This week in our freelance ESL teacher profile we have co-founder of Off2Class, James Heywood.
James started teaching online four years ago. He found it challenging to live a healthy lifestyle while teaching online. Hours behind a computer began to take their toll. Take it away James!
When you read about online teaching, most articles focus on marketing, finding new students, searching for online lesson content and working out how to receive electronic payments. And rightly so, since these practical issues must be resolved to become a successful, independent online teacher. However, if you teach online, you become sedentary. At first, when I moved to online teaching, I found it tough to live a healthy lifestyle while teaching online…
For many people, sitting long hours at a computer is nothing unusual. But for me, as I first transitioned to online teaching, the most challenging aspect was my on-the-job inactivity. I had moved from a traditional bricks-and-mortar school where I taught on average six 40-minute lessons per day. I almost never sat while in the classroom – it just wasn’t my style. On top of my school job I also taught private lessons after hours which would keep me moving all over town. In all, teaching kept me quite active.
Within three months of starting my online business, I had a full schedule for six to seven hours a day. I would often teach three, four or five hours without a break. Lesson planning would keep me at the computer for several more hours each day. I became chained to the desk.
Within six months of starting my first online teaching business, I had too many students! I was living in Istanbul at the time and teaching primarily 12 to 14-year-olds, which meant that I was teaching when they weren’t at school: Monday to Friday, 4 pm until 9 pm, and all day on Saturday and Sunday. I slowly became exhausted. I started feeling listless. Happy, but lacking in energy.
It was time to make a couple of changes
I had always lived a more-or-less healthy lifestyle. But, sitting at the computer for so many hours per day increased my coffee intake and drastically reduced my overall physical activity. It was obvious what I needed to do.
I started exercising. Unfortunately, I detest gyms. They make me feel uncomfortable, and I find them vaguely creepy. In any case, I wanted to maintain my aerobic fitness, not increase my muscle strength. I had always enjoyed running and swimming and quickly found a semi-public swimming pool at a local university. That was easy. Jogging was more difficult. Istanbul, as much as I love it, is unkind to pedestrians and runners. Sometimes it seemed like motorists were speeding up to hit me as I crossed a street! Regardless, historic Istanbul is a beautiful backdrop for jogging. The only thing was that I had to go running early each morning before the exhaust fumes built up too much.

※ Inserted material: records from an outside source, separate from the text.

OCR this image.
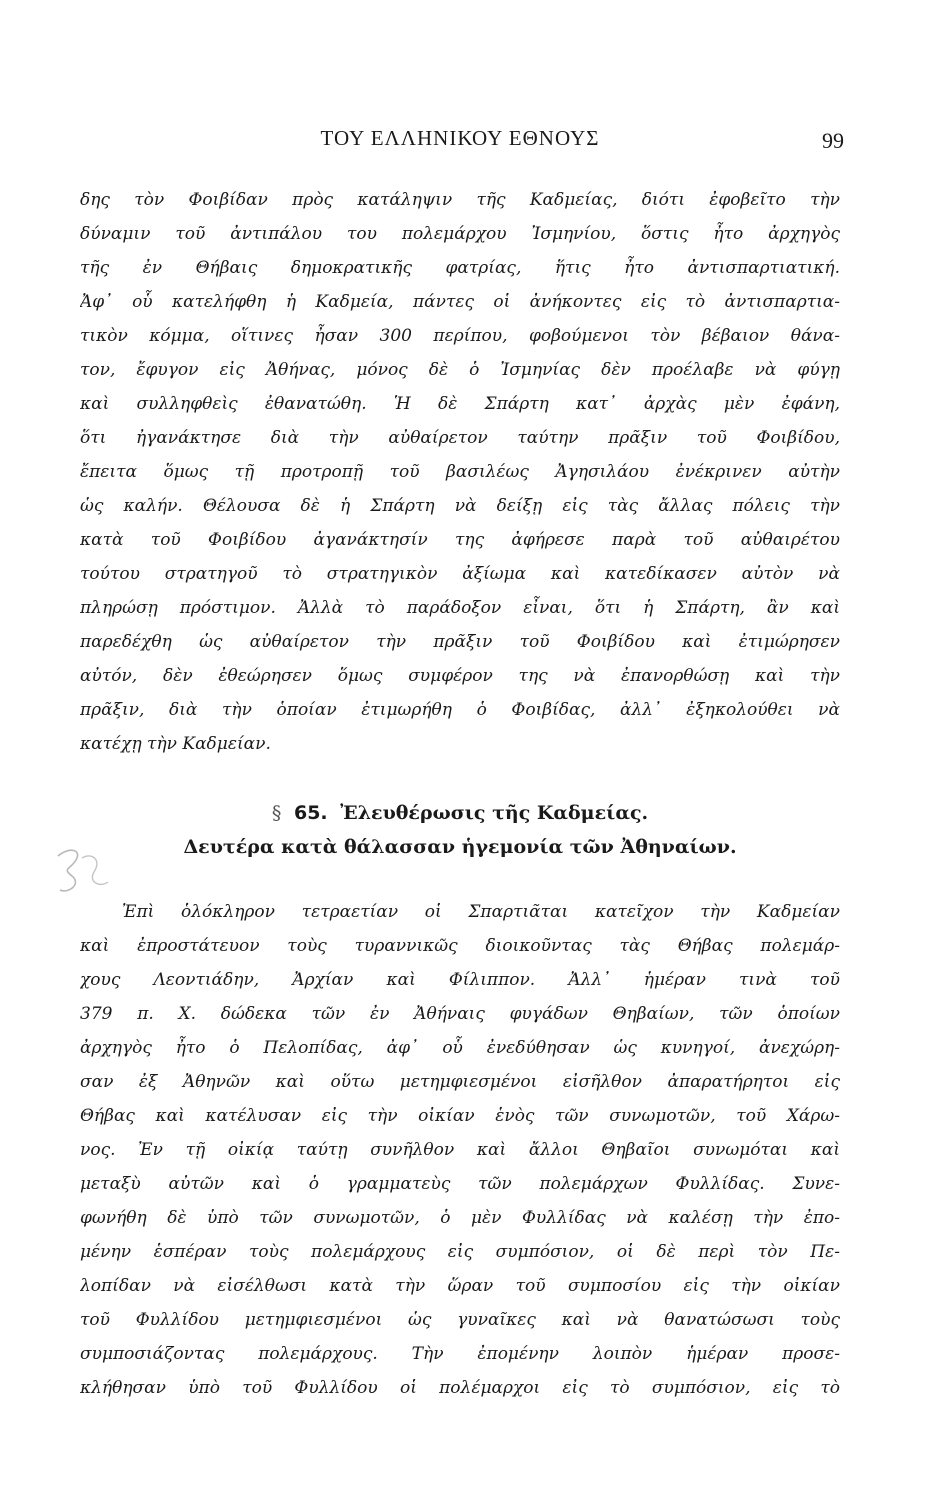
ΤΟΥ ΕΛΛΗΝΙΚΟΥ ΕΘΝΟΥΣ	99
δης τὸν Φοιβίδαν πρὸς κατάληψιν τῆς Καδμείας, διότι ἐφοβεῖτο τὴν
δύναμιν τοῦ ἀντιπάλου του πολεμάρχου Ἰσμηνίου, ὅστις ἦτο ἀρχηγὸς
τῆς ἐν Θήβαις δημοκρατικῆς φατρίας, ἥτις ἦτο ἀντισπαρτιατική.
Ἀφ᾽ οὗ κατελήφθη ἡ Καδμεία, πάντες οἱ ἀνήκοντες εἰς τὸ ἀντισπαρτια-
τικὸν κόμμα, οἵτινες ἦσαν 300 περίπου, φοβούμενοι τὸν βέβαιον θάνα-
τον, ἔφυγον εἰς Ἀθήνας, μόνος δὲ ὁ Ἰσμηνίας δὲν προέλαβε νὰ φύγῃ
καὶ συλληφθεὶς ἐθανατώθη. Ἡ δὲ Σπάρτη κατ᾽ ἀρχὰς μὲν ἐφάνη,
ὅτι ἠγανάκτησε διὰ τὴν αὐθαίρετον ταύτην πρᾶξιν τοῦ Φοιβίδου,
ἔπειτα ὅμως τῇ προτροπῇ τοῦ βασιλέως Ἀγησιλάου ἐνέκρινεν αὐτὴν
ὡς καλήν. Θέλουσα δὲ ἡ Σπάρτη νὰ δείξῃ εἰς τὰς ἄλλας πόλεις τὴν
κατὰ τοῦ Φοιβίδου ἀγανάκτησίν της ἀφήρεσε παρὰ τοῦ αὐθαιρέτου
τούτου στρατηγοῦ τὸ στρατηγικὸν ἀξίωμα καὶ κατεδίκασεν αὐτὸν νὰ
πληρώσῃ πρόστιμον. Ἀλλὰ τὸ παράδοξον εἶναι, ὅτι ἡ Σπάρτη, ἂν καὶ
παρεδέχθη ὡς αὐθαίρετον τὴν πρᾶξιν τοῦ Φοιβίδου καὶ ἐτιμώρησεν
αὐτόν, δὲν ἐθεώρησεν ὅμως συμφέρον της νὰ ἐπανορθώσῃ καὶ τὴν
πρᾶξιν, διὰ τὴν ὁποίαν ἐτιμωρήθη ὁ Φοιβίδας, ἀλλ᾽ ἐξηκολούθει νὰ
κατέχῃ τὴν Καδμείαν.
§ 65. Ἐλευθέρωσις τῆς Καδμείας.
Δευτέρα κατὰ θάλασσαν ἡγεμονία τῶν Ἀθηναίων.
Ἐπὶ ὁλόκληρον τετραετίαν οἱ Σπαρτιᾶται κατεῖχον τὴν Καδμείαν
καὶ ἐπροστάτευον τοὺς τυραννικῶς διοικοῦντας τὰς Θήβας πολεμάρ-
χους Λεοντιάδην, Ἀρχίαν καὶ Φίλιππον. Ἀλλ᾽ ἡμέραν τινὰ τοῦ
379 π. Χ. δώδεκα τῶν ἐν Ἀθήναις φυγάδων Θηβαίων, τῶν ὁποίων
ἀρχηγὸς ἦτο ὁ Πελοπίδας, ἀφ᾽ οὗ ἐνεδύθησαν ὡς κυνηγοί, ἀνεχώρη-
σαν ἐξ Ἀθηνῶν καὶ οὕτω μετημφιεσμένοι εἰσῆλθον ἀπαρατήρητοι εἰς
Θήβας καὶ κατέλυσαν εἰς τὴν οἰκίαν ἑνὸς τῶν συνωμοτῶν, τοῦ Χάρω-
νος. Ἐν τῇ οἰκίᾳ ταύτῃ συνῆλθον καὶ ἄλλοι Θηβαῖοι συνωμόται καὶ
μεταξὺ αὐτῶν καὶ ὁ γραμματεὺς τῶν πολεμάρχων Φυλλίδας. Συνε-
φωνήθη δὲ ὑπὸ τῶν συνωμοτῶν, ὁ μὲν Φυλλίδας νὰ καλέσῃ τὴν ἐπο-
μένην ἑσπέραν τοὺς πολεμάρχους εἰς συμπόσιον, οἱ δὲ περὶ τὸν Πε-
λοπίδαν νὰ εἰσέλθωσι κατὰ τὴν ὥραν τοῦ συμποσίου εἰς τὴν οἰκίαν
τοῦ Φυλλίδου μετημφιεσμένοι ὡς γυναῖκες καὶ νὰ θανατώσωσι τοὺς
συμποσιάζοντας πολεμάρχους. Τὴν ἐπομένην λοιπὸν ἡμέραν προσε-
κλήθησαν ὑπὸ τοῦ Φυλλίδου οἱ πολέμαρχοι εἰς τὸ συμπόσιον, εἰς τὸ
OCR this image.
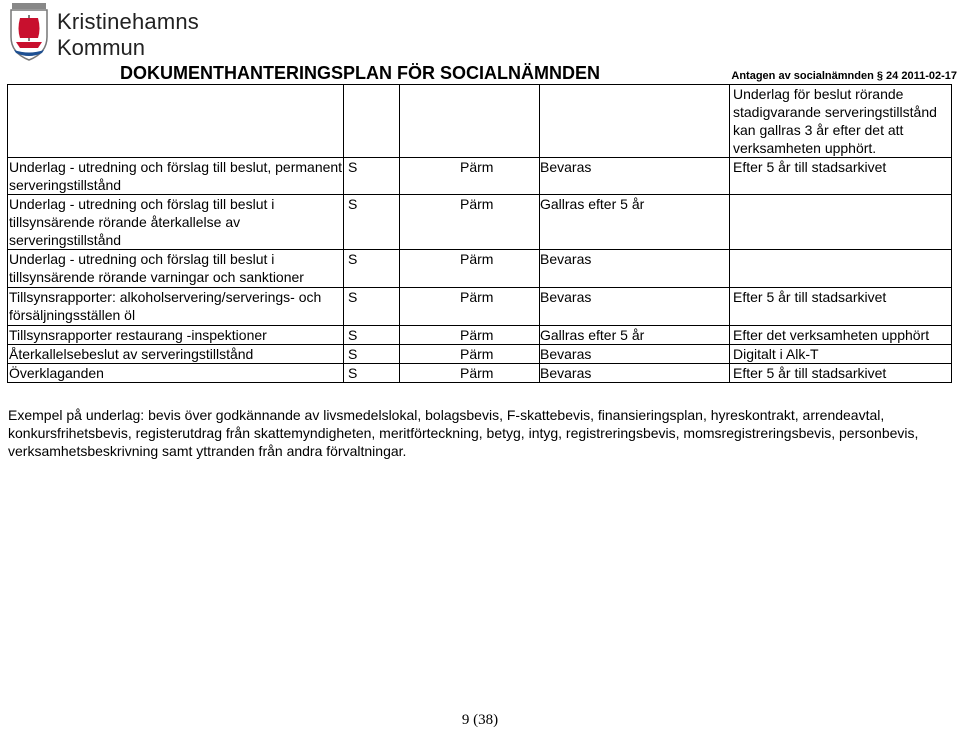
Kristinehamns
Kommun
DOKUMENTHANTERINGSPLAN FÖR SOCIALNÄMNDEN	Antagen av socialnämnden § 24 2011-02-17
				Underlag för beslut rörande stadigvarande serveringstillstånd kan gallras 3 år efter det att verksamheten upphört.
Underlag - utredning och förslag till beslut, permanent serveringstillstånd	S	Pärm	Bevaras	Efter 5 år till stadsarkivet
Underlag - utredning och förslag till beslut i tillsynsärende rörande återkallelse av serveringstillstånd	S	Pärm	Gallras efter 5 år	
Underlag - utredning och förslag till beslut i tillsynsärende rörande varningar och sanktioner	S	Pärm	Bevaras	
Tillsynsrapporter: alkoholservering/serverings- och försäljningsställen öl	S	Pärm	Bevaras	Efter 5 år till stadsarkivet
Tillsynsrapporter restaurang -inspektioner	S	Pärm	Gallras efter 5 år	Efter det verksamheten upphört
Återkallelsebeslut av serveringstillstånd	S	Pärm	Bevaras	Digitalt i Alk-T
Överklaganden	S	Pärm	Bevaras	Efter 5 år till stadsarkivet
Exempel på underlag: bevis över godkännande av livsmedelslokal, bolagsbevis, F-skattebevis, finansieringsplan, hyreskontrakt, arrendeavtal, konkursfrihetsbevis, registerutdrag från skattemyndigheten, meritförteckning, betyg, intyg, registreringsbevis, momsregistreringsbevis, personbevis, verksamhetsbeskrivning samt yttranden från andra förvaltningar.
9 (38)
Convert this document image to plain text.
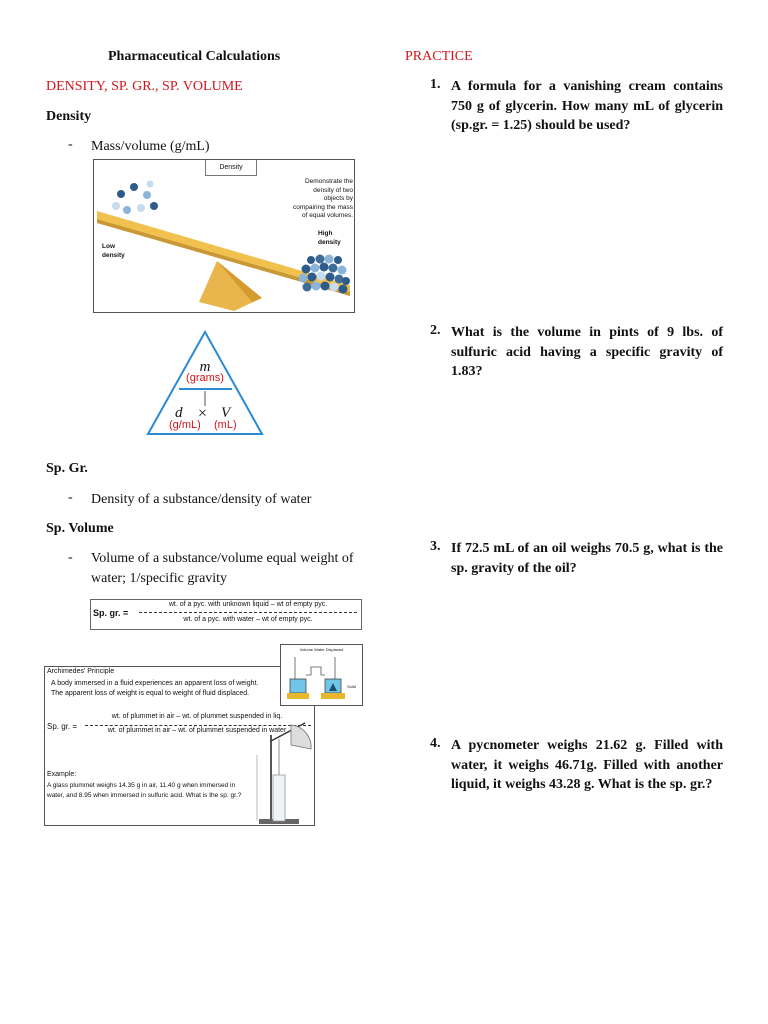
Pharmaceutical Calculations	PRACTICE
DENSITY, SP. GR., SP. VOLUME
Density
- Mass/volume (g/mL)
Density
Demonstrate the density of two objects by compairing the mass of equal volumes.
Low density
High density
m
(grams)
d × V
(g/mL) (mL)
Sp. Gr.
- Density of a substance/density of water
Sp. Volume
- Volume of a substance/volume equal weight of water; 1/specific gravity
Sp. gr. =
wt. of a pyc. with unknown liquid – wt of empty pyc.
wt. of a pyc. with water – wt of empty pyc.
Archimedes' Principle
A body immersed in a fluid experiences an apparent loss of weight.
The apparent loss of weight is equal to weight of fluid displaced.
Sp. gr. =
wt. of plummet in air – wt. of plummet suspended in liq.
wt. of plummet in air – wt. of plummet suspended in water
Example:
A glass plummet weighs 14.35 g in air, 11.40 g when immersed in water, and 8.95 when immersed in sulfuric acid. What is the sp. gr.?
Volume Water Displaced
Solid
1. A formula for a vanishing cream contains 750 g of glycerin. How many mL of glycerin (sp.gr. = 1.25) should be used?
2. What is the volume in pints of 9 lbs. of sulfuric acid having a specific gravity of 1.83?
3. If 72.5 mL of an oil weighs 70.5 g, what is the sp. gravity of the oil?
4. A pycnometer weighs 21.62 g. Filled with water, it weighs 46.71g. Filled with another liquid, it weighs 43.28 g. What is the sp. gr.?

Along with exercise, I amended my diet…
I couldn’t continue eating the same amount or type of calories that I consumed when I worked at a school. Exercising once a day for an hour is not the same as taking thousands of steps over ten hours. It just isn’t. A couple of small changes went a long way to help me adopt a healthy lifestyle while teaching online:
- Breakfasts became big. Real.
- Between lessons, I ate nuts. Cashews, almonds, and walnuts. Not much else.
- Dinner was almost always a salad, or a trip to the local kebab shop, where I could eat freshly prepared BBQ chicken wings with salad for less than it cost to buy the ingredients.
And don’t forget the coffee!
I also ditched coffee for water. Well, almost. At school, I had always drunk too much coffee, turning into the Grade 7 Homeroom teacher of my childhood whose caffeine-marked breath I’d always sworn never to emulate. At first, it became easier to drink more coffee, not less of it. A pot of freshly brewed good stuff, not the stuff from the tea room at school, continuously beckoned me from the kitchen during lessons. Sometimes, with less than two or three minutes until the next student logged in, I would naturally pour a quick cup, deluding myself that it constituted some kind of break.
Eventually, the coffee consumption became too much. I became irritable with several students in the same week, and while they hadn’t done their homework, I knew the real reason for my irascibility was Signor Lavazza! I started to keep a jug of water on my desk, often gulping it down to make me feel full. I’ll admit it. It did take a while to reduce my intake.
It’s been four years since I started TurksLearnEnglish. Along with online teaching, I’ve met my business partners for Off2Class, and now I produce content so other teachers can enjoy the rewards of online teaching (while I remove the pain of lesson planning). Better than just enjoying my job more than I ever did, I am doing it in a healthy way.
Continuous learning and challenges…
I no longer live in Istanbul, but split my time between Sydney and Toronto. And this year I ran my first two marathons. As an ESL teacher, I have always believed that if you work in education, you must teach, even just a little. And to be a good teacher, you must always be learning something. Continuous learning has been an integral component for me to live a healthy lifestyle while teaching online.
For years, I undertook language classes to replicate as closely as possible the same issues that my students would encounter. But to be honest, after some years of doing that, I don’t think I want to sit in another language class for a while. However, I still believe it’s crucial to set medium and long-term goals. Running my first marathon seemed like a significant challenge. I like running the way my students enjoy learning English, and training for a marathon mirrored the relentless dedication that a language learner needs.